I love both and have run scenarios from both. I voted for Saltmarsh partly because U1 was always one of my favorite beginning adventures, so I love seeing an official 5e treatment. I also enjoy the 5e treatments of some old classics like Tamoachan and White Plume Mountain, but as others have pointed out, they don't adhere to modern expectations. Fun as retro one-offs, but not as easy to fit into an ongoing campaign.
 

Parmandur

Book-Friend
I agree, they're both flawed, but I think U2's actually quite good if you run it as part of a larger campaign.

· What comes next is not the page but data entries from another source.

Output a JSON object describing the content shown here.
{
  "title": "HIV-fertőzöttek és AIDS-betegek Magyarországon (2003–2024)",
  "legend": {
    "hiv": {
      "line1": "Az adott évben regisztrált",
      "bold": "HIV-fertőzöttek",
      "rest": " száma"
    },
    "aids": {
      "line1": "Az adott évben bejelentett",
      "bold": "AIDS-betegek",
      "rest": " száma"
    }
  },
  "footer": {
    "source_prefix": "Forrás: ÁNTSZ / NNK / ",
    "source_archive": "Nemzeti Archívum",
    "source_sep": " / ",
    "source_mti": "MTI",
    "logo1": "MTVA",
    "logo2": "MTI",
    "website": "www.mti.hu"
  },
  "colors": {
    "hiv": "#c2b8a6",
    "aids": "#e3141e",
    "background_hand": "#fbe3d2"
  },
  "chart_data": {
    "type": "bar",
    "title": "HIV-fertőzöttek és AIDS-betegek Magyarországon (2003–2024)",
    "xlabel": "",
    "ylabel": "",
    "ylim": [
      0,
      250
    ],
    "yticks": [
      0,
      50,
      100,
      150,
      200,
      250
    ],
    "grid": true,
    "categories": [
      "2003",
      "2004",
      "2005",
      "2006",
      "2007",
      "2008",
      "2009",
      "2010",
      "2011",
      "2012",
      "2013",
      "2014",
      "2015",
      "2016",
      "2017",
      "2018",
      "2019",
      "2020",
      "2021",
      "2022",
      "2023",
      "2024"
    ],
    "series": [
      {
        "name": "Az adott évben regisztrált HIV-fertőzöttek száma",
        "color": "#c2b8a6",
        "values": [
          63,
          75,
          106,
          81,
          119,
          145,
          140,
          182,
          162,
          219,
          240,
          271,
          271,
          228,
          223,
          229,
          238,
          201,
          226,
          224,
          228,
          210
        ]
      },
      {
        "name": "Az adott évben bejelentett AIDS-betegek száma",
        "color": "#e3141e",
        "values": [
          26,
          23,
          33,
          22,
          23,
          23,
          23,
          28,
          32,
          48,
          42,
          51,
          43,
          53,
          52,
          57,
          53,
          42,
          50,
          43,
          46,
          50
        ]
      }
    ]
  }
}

You just have to accept the possibility that your players might finish it in 15 minutes and be ready to move on to the next adventure if that's the case. What would suck is doing tons of prep work for U2, finishing in 15 minutes, then sending everyone home because you haven't prepped the next adventure yet.

U3 is a lot trickier. I still haven't decided how to crack that nut yet. I'm thinking of turning it into a simple assassination mission. Get in, slay the High Priestess, and get out. Because the recon thing doesn't really work for me. For one thing, the adventure doesn't seem to tell you how to measure the party's success when it comes to the 4 mission goals (p. 112). Do they need to locate every trap, for example? Just one? Two? It would be nice if each goal had a corresponding section describing where and how to fulfill it.

GoS helps by providing detail for the town, at least: emergent gameplay based on player driven shenanigans.
 

DND_Reborn

The High Aldwin
And this is why I never want to run Against the Giants. Spending 50 hours on one dungeon (and that's just the first part of the adventure) is not my idea of fun. I do love the concept (seeing a great hall full of giants and ogres has to be a great "oh crap" moment for any table), but again, giants... big bags of HP.

If the adventure is fun and you are having a good time, you don't even notice the time flying by. :D

And if your DM is running giants as just big bags of HP, I don't blame you. Our DM made it interesting, challenging, and fun so YMMW. As a long-time player (who has done AtG in 1E and 1E/2E as well), I am really looking forward to how the other sections play and if we will be able to do it. Tons of challenges lie ahead and as much as I enjoy CoS, I am anxious to get back to the higher level characters and the giants.